Dijelaskan Kepala SMK Perbankan, Yossy Syafrianti ST MPd, kegiatan ini menjadi implemenentasi bantuan yang diberikan bertujuan untuk mengembangkan database kebekerjaan lulusan SMK, mensosialisasikan dan mengkomunikasikan program pengembangan BKK, meningkatkan kapasitas layanan pengelola BKK di SMK serta meningkatkan keterserapan lulusan dengan menjalin kerjasama dengan industri.

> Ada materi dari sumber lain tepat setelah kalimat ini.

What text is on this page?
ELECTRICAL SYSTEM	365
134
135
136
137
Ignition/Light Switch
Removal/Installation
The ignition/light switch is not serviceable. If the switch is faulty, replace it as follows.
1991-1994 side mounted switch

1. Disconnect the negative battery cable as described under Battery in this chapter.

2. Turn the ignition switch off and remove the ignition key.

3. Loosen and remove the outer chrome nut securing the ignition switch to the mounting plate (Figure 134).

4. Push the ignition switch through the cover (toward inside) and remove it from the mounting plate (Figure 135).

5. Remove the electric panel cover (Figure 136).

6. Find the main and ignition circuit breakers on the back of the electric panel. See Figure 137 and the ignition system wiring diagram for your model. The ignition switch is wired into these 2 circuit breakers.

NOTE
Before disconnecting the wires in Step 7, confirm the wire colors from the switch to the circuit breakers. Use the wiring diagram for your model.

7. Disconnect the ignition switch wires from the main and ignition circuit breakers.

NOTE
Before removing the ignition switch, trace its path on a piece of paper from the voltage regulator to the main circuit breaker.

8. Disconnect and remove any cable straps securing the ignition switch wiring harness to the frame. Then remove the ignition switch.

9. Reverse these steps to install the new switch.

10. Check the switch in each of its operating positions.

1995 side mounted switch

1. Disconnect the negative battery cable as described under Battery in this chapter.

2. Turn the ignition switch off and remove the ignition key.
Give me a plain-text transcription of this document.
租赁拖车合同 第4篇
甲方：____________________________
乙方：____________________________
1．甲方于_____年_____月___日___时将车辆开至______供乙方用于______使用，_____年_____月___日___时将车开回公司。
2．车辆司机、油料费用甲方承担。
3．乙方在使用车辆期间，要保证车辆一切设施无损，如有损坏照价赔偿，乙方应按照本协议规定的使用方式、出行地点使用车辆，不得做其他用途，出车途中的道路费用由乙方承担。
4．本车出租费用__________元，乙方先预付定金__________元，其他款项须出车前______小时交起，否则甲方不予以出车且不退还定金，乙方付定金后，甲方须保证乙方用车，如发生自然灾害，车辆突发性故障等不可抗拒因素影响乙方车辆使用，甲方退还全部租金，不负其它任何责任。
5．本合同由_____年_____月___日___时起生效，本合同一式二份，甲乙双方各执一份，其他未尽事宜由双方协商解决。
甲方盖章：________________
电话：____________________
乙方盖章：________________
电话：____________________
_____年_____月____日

“Dengan adanya BKK Online di SMK dapat sebagai wadah untuk menyalurkan lulusan ke dunia usaha atau industri serta dapat memberikan informasi secara akurat tentang keterserapan lulusan SMK di dunia kerja,” jelas Yossi.

Yossy juga berharap, dengan adanya kegiatan ini dapat mendorong setiap SMK, memiliki BKK yang aktif. Dengan aktif nya BKK di setiap SMK akan dapat menghapus statement bahwa SMK merupakan penyumbang pengangguran terbesar.

Seketaris Dinas Tenaga Kerja Kota Pekanbaru Hj Lili Suryani SSos MSi yang menjadi salah satu pemateri menjelaskan bahwa sekolah mempunyai peran yang besar untuk mempersiapkan peserta didiknya dalam hal pembentukan karakter dan penguasaan kompetensi sehingga lulusannya dapat cepat terserap di dunia kerja. Selain itu, SMK harus bekerjasama (Link and Match) dengan dunia usaha/industri untuk sinkronisasi kurikulum yang ada di SMK.

Pelaksanaan kegiatan Workshop Pengembangan Layanan BKK berlangsung aktif dimana peserta sangat antusias menyimak dan bertanya kepada narasumber tentang materi yang disampaikan dan berdiskusi apa saja yang menjadi kendala pelaksanaan BKK di setiap sekolah.